Subrogation is a term that's understood among legal and insurance companies but sometimes not by the customers they represent. Even if it sounds complicated, it is in your benefit to know the nuances of how it works. The more you know, the better decisions you can make with regard to your insurance policy.
Every insurance policy you hold is an assurance that, if something bad happens to you, the firm that covers the policy will make good in one way or another in a timely manner. If you get an injury on the job, for example, your employer's workers compensation insurance agrees to pay for medical services. Employment lawyers handle the details; you just get fixed up.
But since ascertaining who is financially responsible for services or repairs is sometimes a heavily involved affair – and time spent waiting in some cases increases the damage to the victim – insurance companies usually decide to pay up front and assign blame afterward. They then need a mechanism to recover the costs if, once the situation is fully assessed, they weren't actually responsible for the expense.
Let's Look at an Example
Your stove catches fire and causes $10,000 in house damages. Happily, you have property insurance and it takes care of the repair expenses. However, in its investigation it discovers that an electrician had installed some faulty wiring, and there is a reasonable possibility that a judge would find him accountable for the loss. You already have your money, but your insurance firm is out all that money. What does the firm do next?
How Subrogation Works
This is where subrogation comes in. It is the method that an insurance company uses to claim payment when it pays out a claim that turned out not to be its responsibility. Some insurance firms have in-house property damage lawyers and personal injury attorneys, or a department dedicated to subrogation; others contract with a law firm. Normally, only you can sue for damages done to your person or property. But under subrogation law, your insurance company is given some of your rights in exchange for having taken care of the damages. It can go after the money that was originally due to you, because it has covered the amount already.

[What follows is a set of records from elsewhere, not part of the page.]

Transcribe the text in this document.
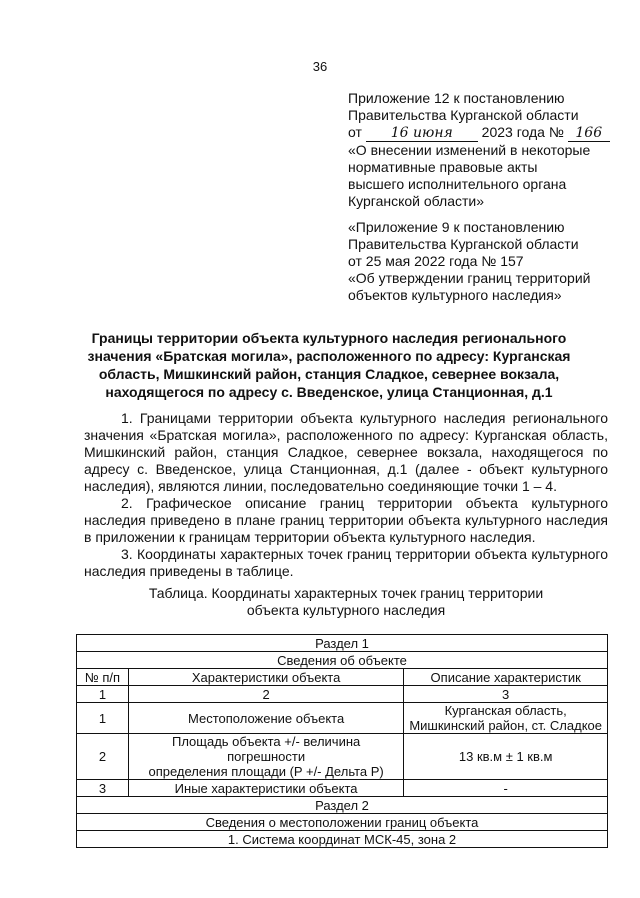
36
Приложение 12 к постановлению
Правительства Курганской области
от 16 июня 2023 года № 166
«О внесении изменений в некоторые
нормативные правовые акты
высшего исполнительного органа
Курганской области»
«Приложение 9 к постановлению
Правительства Курганской области
от 25 мая 2022 года № 157
«Об утверждении границ территорий
объектов культурного наследия»
Границы территории объекта культурного наследия регионального
значения «Братская могила», расположенного по адресу: Курганская
область, Мишкинский район, станция Сладкое, севернее вокзала,
находящегося по адресу с. Введенское, улица Станционная, д.1

1. Границами территории объекта культурного наследия регионального значения «Братская могила», расположенного по адресу: Курганская область, Мишкинский район, станция Сладкое, севернее вокзала, находящегося по адресу с. Введенское, улица Станционная, д.1 (далее - объект культурного наследия), являются линии, последовательно соединяющие точки 1 – 4.

2. Графическое описание границ территории объекта культурного наследия приведено в плане границ территории объекта культурного наследия в приложении к границам территории объекта культурного наследия.

3. Координаты характерных точек границ территории объекта культурного наследия приведены в таблице.

Таблица. Координаты характерных точек границ территории
объекта культурного наследия
Раздел 1		
Сведения об объекте		
№ п/п	Характеристики объекта	Описание характеристик
1	2	3
1	Местоположение объекта	Курганская область,
Мишкинский район, ст. Сладкое

2	Площадь объекта +/- величина погрешности
определения площади (P +/- Дельта P)	13 кв.м ± 1 кв.м
3	Иные характеристики объекта	-
Раздел 2		
Сведения о местоположении границ объекта		
1. Система координат МСК-45, зона 2		
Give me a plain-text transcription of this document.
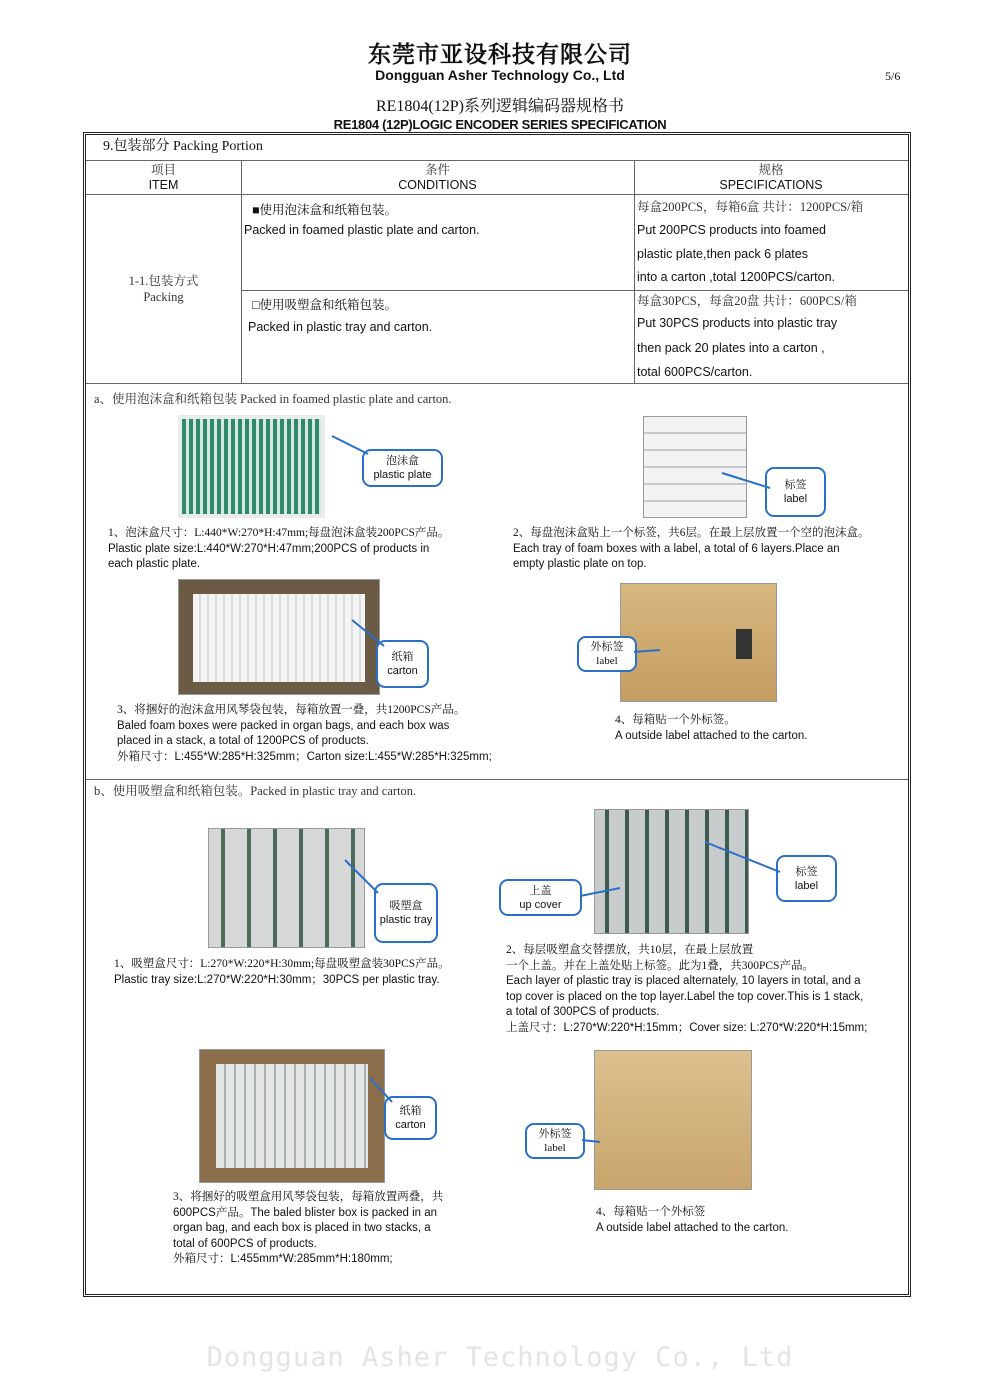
东莞市亚设科技有限公司
Dongguan Asher Technology Co., Ltd	5/6
RE1804(12P)系列逻辑编码器规格书
RE1804 (12P)LOGIC ENCODER SERIES SPECIFICATION
9.包装部分 Packing Portion
项目
ITEM
条件
CONDITIONS
规格
SPECIFICATIONS
1-1.包装方式
Packing
■使用泡沫盒和纸箱包装。
Packed in foamed plastic plate and carton.
每盒200PCS，每箱6盒 共计：1200PCS/箱
Put 200PCS products into foamed
plastic plate,then pack 6 plates
into a carton ,total 1200PCS/carton.
□使用吸塑盒和纸箱包装。
Packed in plastic tray and carton.
每盒30PCS，每盒20盘 共计：600PCS/箱
Put 30PCS products into plastic tray
then pack 20 plates into a carton ,
total 600PCS/carton.
a、使用泡沫盒和纸箱包装 Packed in foamed plastic plate and carton.
泡沫盒
plastic plate
标签
label
纸箱
carton
外标签
label
1、泡沫盒尺寸：L:440*W:270*H:47mm;每盘泡沫盒装200PCS产品。
Plastic plate size:L:440*W:270*H:47mm;200PCS of products in
each plastic plate.
2、每盘泡沫盒贴上一个标签，共6层。在最上层放置一个空的泡沫盒。
Each tray of foam boxes with a label, a total of 6 layers.Place an
empty plastic plate on top.
3、将捆好的泡沫盒用风琴袋包装，每箱放置一叠，共1200PCS产品。
Baled foam boxes were packed in organ bags, and each box was
placed in a stack, a total of 1200PCS of products.
外箱尺寸：L:455*W:285*H:325mm；Carton size:L:455*W:285*H:325mm;
4、每箱贴一个外标签。
A outside label attached to the carton.
b、使用吸塑盒和纸箱包装。Packed in plastic tray and carton.
吸塑盒
plastic tray
上盖
up cover
标签
label
纸箱
carton
外标签
label
1、吸塑盒尺寸：L:270*W:220*H:30mm;每盘吸塑盒装30PCS产品。
Plastic tray size:L:270*W:220*H:30mm；30PCS per plastic tray.
2、每层吸塑盒交替摆放，共10层，在最上层放置
一个上盖。并在上盖处贴上标签。此为1叠，共300PCS产品。
Each layer of plastic tray is placed alternately, 10 layers in total, and a
top cover is placed on the top layer.Label the top cover.This is 1 stack,
a total of 300PCS of products.
上盖尺寸：L:270*W:220*H:15mm；Cover size: L:270*W:220*H:15mm;
3、将捆好的吸塑盒用风琴袋包装，每箱放置两叠，共
600PCS产品。The baled blister box is packed in an
organ bag, and each box is placed in two stacks, a
total of 600PCS of products.
外箱尺寸：L:455mm*W:285mm*H:180mm;
4、每箱贴一个外标签
A outside label attached to the carton.
Dongguan Asher Technology Co., Ltd
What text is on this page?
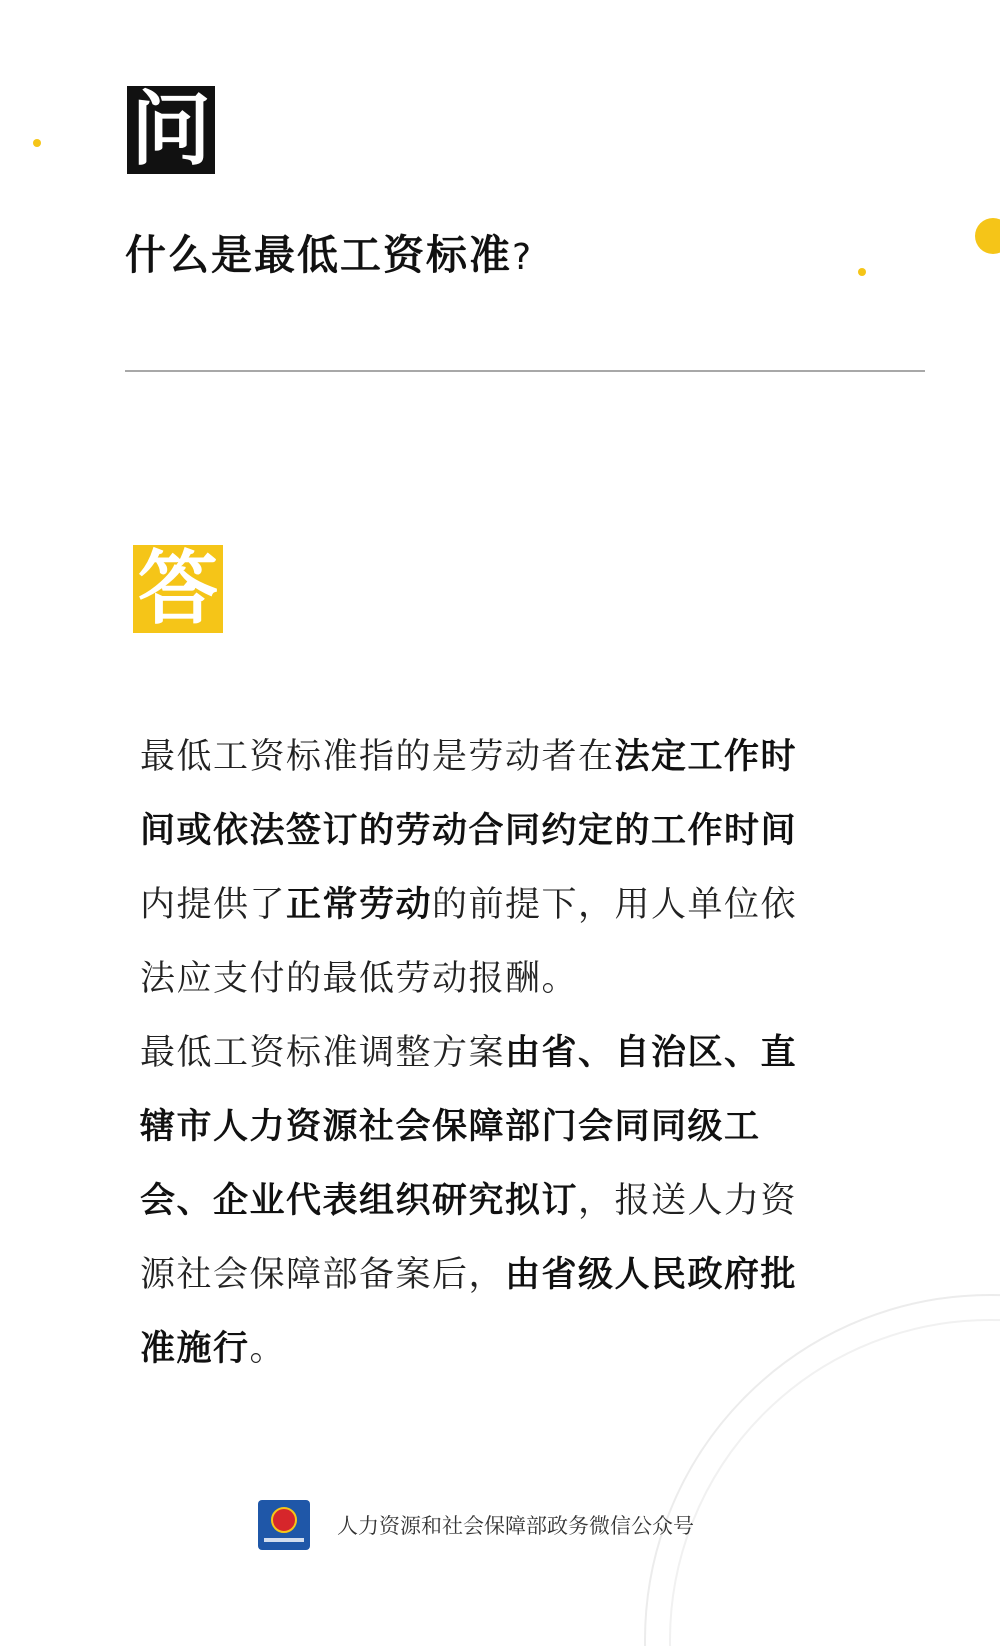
问
什么是最低工资标准?
答

最低工资标准指的是劳动者在法定工作时间或依法签订的劳动合同约定的工作时间内提供了正常劳动的前提下，用人单位依法应支付的最低劳动报酬。
最低工资标准调整方案由省、自治区、直辖市人力资源社会保障部门会同同级工会、企业代表组织研究拟订，报送人力资源社会保障部备案后，由省级人民政府批准施行。

人力资源和社会保障部政务微信公众号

Why Does This Matter to Me?
For one thing, if your insurance policy stipulated a deductible, it wasn't just your insurance company who had to pay. In a $10,000 accident with a $1,000 deductible, you lost some money too – to be precise, $1,000. If your insurer is unconcerned with pursuing subrogation even when it is entitled, it might choose to get back its costs by boosting your premiums and call it a day. On the other hand, if it knows which cases it is owed and goes after them enthusiastically, it is doing you a favor as well as itself. If all $10,000 is recovered, you will get your full thousand-dollar deductible back. If it recovers half (for instance, in a case where you are found one-half accountable), you'll typically get $500 back, based on the laws in most states.
In addition, if the total cost of an accident is over your maximum coverage amount, you could be in for a stiff bill. If your insurance company or its property damage lawyers, such as personal injury claims Toronto, successfully press a subrogation case, it will recover your expenses in addition to its own.
All insurers are not the same. When shopping around, it's worth looking up the records of competing companies to determine whether they pursue winnable subrogation claims; if they resolve those claims without delay; if they keep their customers informed as the case continues; and if they then process successfully won reimbursements quickly so that you can get your funding back and move on with your life. If, on the other hand, an insurance firm has a record of honoring claims that aren't its responsibility and then safeguarding its income by raising your premiums, even attractive rates won't outweigh the eventual headache.